Не этого ожидал Оксен от своего сына, его слова не принесли ему утешения. Побрел в хату, пожаловался Алешке:

— Бросила нас мать, Алеша.

Алешка захлопал-захлопал светлыми ресницами, сочувственно посмотрел на отца: этот все сделает, чтобы утешить. И у Оксена немного отлегло от сердца. Положил руку на худые Алешкины плечи, сердечно сказал:

— Будем молить бога, чтобы смилостивился над нами…

И уже в кровати, в холодной одинокой постели, Оксен думал, что никогда не сможет простить жене этого дня. Никогда. До смерти…

Вот такие невеселые воспоминания вызвала Марта, не желая того. И Оксен долго не мог уснуть, стараясь унять неуемную обиду, которая не давала ему покоя, как злой и неугомонный ребенок.

Марта, как и обещала, пришла на следующий день утром, едва только солнце скупыми лучами осветило покрытые первой осенней изморозью траву и кусты.
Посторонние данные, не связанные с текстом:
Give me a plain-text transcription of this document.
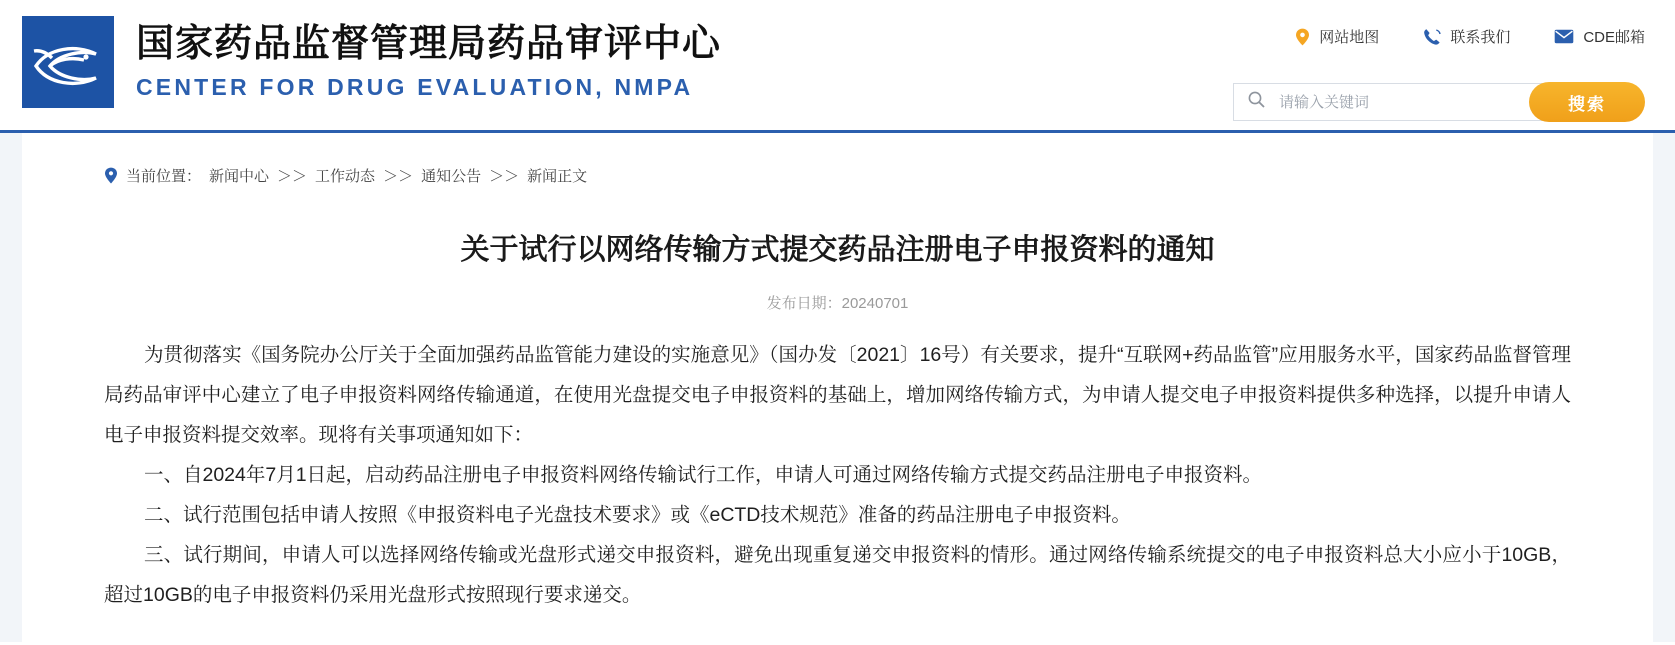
国家药品监督管理局药品审评中心
CENTER FOR DRUG EVALUATION, NMPA
网站地图	联系我们	CDE邮箱
请输入关键词
搜索
当前位置： 新闻中心 ＞＞ 工作动态 ＞＞ 通知公告 ＞＞ 新闻正文
关于试行以网络传输方式提交药品注册电子申报资料的通知
发布日期：20240701

为贯彻落实《国务院办公厅关于全面加强药品监管能力建设的实施意见》（国办发〔2021〕16号）有关要求，提升“互联网+药品监管”应用服务水平，国家药品监督管理局药品审评中心建立了电子申报资料网络传输通道，在使用光盘提交电子申报资料的基础上，增加网络传输方式，为申请人提交电子申报资料提供多种选择，以提升申请人电子申报资料提交效率。现将有关事项通知如下：

一、自2024年7月1日起，启动药品注册电子申报资料网络传输试行工作，申请人可通过网络传输方式提交药品注册电子申报资料。

二、试行范围包括申请人按照《申报资料电子光盘技术要求》或《eCTD技术规范》准备的药品注册电子申报资料。

三、试行期间，申请人可以选择网络传输或光盘形式递交申报资料，避免出现重复递交申报资料的情形。通过网络传输系统提交的电子申报资料总大小应小于10GB，超过10GB的电子申报资料仍采用光盘形式按照现行要求递交。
Постучала в ворота, весело позвала:

— Хозяин, откройте!

И вскоре ожила, озарилась светом хата Ивасюты, над трубой заклубился сизый дым, устремляясь к бледному небу. Изголодавшаяся печь с жадностью пожирала солому, гоготала, облизывая чугунки и горшки, а спустя некоторое время лишь довольно и сонно посапывала, медленно излучая приятное тепло. Теплый воздух ласковыми волнами разносился по хате, мелкими росинками оседал на стеклах, и солнечные лучи вспыхивали на окнах веселыми радугами. В хате стало тепло, уютно, — что значит женские руки!

Давно уже так не завтракали Ивасюты. Марта сварила такой кулеш, что за уши не оттянешь! Алешка только сопел, черпая ложкой вкусную, дымящуюся похлебку, и его худой затылок, казалось, светился от наслаждения. Вот только хлеб хоть на стол не подавай: невыпеченный, черствый, твердый, размачивай его или в ступе толки — толк один!

Но Марта собирается взяться и за это дело.

— Дядька Оксен, у вас мука есть? А закваска?.. Нарубите мне немного дров, я испеку свежего хлеба.

«Вишь, уже и командует!» — искоса поглядывает на молодицу Иван, но ничего не говорит.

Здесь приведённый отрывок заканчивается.